Cally, a grey cat with some calico in her—hence her name—is the bar cat at the Raven Inn. She has a cat housed—two stories high, chained to the fence post on the two-foot bank behind the back parking lot. She glared at the author-as she does to most—but purred at Big Ron.
When we entered the bar, we questioned Judy, the octogenarian barmaid, dressed in finery, her nose powdered, about the cat, as she opened bottles for patrons behind us.
“Some people take her home and she finds her way back. We give her tuna fish and sardines. She’s been back there for ten years. She has friends that come and visit. She spends the whole winter out there, ice and snow. Won’t let may people near her.”
Judy is then onto business, looking at run questioningly and saying, “What will it be?”
He returns, ‘I’ll have a Bud, bottle and whatever he’s having.”

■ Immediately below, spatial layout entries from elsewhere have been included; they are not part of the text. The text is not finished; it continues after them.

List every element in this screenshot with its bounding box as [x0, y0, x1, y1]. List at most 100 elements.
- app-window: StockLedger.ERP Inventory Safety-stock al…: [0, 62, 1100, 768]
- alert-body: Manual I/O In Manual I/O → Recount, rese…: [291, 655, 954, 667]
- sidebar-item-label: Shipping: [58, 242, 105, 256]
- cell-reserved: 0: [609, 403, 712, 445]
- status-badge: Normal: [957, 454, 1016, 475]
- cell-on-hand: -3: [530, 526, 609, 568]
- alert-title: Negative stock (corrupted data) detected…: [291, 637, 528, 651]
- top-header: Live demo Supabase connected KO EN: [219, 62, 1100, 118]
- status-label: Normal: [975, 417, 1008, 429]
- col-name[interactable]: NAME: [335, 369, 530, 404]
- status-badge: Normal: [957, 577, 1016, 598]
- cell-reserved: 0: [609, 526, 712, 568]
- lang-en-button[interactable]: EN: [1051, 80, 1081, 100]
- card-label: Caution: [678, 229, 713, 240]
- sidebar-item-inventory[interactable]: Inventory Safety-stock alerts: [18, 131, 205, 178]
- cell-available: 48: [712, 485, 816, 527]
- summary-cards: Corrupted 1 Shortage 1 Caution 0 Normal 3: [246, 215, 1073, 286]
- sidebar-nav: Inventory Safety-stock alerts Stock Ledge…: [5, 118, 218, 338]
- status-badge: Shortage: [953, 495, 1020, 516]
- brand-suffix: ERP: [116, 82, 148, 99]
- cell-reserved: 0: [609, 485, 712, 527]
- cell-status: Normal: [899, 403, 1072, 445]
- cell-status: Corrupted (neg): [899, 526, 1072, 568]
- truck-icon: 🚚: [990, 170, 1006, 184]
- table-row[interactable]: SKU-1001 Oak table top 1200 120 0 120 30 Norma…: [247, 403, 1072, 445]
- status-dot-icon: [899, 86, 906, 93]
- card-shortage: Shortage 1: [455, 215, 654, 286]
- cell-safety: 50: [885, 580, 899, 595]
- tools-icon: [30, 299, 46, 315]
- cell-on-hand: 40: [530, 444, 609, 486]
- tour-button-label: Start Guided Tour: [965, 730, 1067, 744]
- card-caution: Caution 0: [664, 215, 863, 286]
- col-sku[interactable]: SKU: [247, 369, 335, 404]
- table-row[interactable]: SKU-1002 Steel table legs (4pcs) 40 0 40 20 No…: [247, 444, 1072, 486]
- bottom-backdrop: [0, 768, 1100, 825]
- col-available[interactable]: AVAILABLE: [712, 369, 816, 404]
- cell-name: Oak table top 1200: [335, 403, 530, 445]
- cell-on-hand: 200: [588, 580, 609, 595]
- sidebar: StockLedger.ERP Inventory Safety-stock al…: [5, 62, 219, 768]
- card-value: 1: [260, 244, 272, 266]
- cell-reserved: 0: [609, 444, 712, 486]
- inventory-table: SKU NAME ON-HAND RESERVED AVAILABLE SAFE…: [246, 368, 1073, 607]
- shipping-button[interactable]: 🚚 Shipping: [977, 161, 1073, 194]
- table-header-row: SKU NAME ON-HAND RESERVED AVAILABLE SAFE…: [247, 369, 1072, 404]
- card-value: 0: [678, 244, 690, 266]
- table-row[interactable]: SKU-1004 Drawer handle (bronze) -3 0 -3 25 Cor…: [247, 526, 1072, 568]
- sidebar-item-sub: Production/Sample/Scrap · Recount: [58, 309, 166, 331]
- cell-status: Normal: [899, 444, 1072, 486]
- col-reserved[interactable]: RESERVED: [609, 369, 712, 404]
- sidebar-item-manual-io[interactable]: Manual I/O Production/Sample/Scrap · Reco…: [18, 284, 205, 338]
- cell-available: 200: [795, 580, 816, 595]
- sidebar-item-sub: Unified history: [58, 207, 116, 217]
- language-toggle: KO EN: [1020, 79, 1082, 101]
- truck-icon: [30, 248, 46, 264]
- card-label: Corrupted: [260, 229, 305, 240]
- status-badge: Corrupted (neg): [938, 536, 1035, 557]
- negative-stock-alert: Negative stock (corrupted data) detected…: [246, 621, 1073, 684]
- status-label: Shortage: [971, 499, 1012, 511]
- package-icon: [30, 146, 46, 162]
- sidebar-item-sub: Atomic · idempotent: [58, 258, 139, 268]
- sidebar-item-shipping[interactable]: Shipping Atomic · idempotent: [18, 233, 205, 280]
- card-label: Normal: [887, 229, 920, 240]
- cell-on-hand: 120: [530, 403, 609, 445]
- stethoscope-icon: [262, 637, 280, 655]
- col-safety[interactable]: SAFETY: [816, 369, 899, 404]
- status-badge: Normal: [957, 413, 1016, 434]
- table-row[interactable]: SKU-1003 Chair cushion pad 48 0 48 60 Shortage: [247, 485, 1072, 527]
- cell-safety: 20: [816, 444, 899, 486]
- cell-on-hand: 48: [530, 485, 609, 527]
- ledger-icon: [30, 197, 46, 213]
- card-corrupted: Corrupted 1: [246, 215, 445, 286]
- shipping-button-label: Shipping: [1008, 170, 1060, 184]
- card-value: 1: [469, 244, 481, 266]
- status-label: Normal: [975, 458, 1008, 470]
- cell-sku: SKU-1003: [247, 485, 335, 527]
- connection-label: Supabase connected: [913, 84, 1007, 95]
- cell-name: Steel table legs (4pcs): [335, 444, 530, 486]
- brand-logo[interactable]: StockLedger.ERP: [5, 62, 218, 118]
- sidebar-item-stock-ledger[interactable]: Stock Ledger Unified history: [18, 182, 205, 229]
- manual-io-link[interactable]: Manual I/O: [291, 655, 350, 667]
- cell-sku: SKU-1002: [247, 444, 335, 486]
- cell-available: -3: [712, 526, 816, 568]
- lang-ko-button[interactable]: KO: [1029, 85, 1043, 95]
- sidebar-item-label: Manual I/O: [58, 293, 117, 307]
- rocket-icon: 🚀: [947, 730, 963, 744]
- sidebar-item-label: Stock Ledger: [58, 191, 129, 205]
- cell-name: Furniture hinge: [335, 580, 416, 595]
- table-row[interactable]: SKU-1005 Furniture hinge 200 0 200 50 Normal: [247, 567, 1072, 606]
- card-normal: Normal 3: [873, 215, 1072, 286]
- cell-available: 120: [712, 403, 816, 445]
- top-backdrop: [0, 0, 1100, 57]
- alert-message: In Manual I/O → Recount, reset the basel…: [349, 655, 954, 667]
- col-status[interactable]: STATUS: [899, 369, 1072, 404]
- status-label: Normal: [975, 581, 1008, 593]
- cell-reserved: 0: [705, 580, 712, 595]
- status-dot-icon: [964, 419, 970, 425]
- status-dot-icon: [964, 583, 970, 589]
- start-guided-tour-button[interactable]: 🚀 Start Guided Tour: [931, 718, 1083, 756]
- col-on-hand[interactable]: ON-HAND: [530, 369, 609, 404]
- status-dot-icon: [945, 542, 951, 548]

She takes my order fir a raft, and when she reaches for a bottle and lays the bottle opener over the cap, looks askance at Big Ron and says, “I’ wasting my time here, but I’m supposed to ask, You want a glass?”
We both laughed and she snarked, “You don’t like the glass type.”
Ron and I each tipped her five dollars for this display of mastery and she smiled as she shook her head and shuffled along the rail toward the tap and Ron declared, “You’re a woman of wisdom.”
To this she mumbled something that was inaudible, but could not possibly have been a compliment on the ways of men and poured my draft with a wry smile.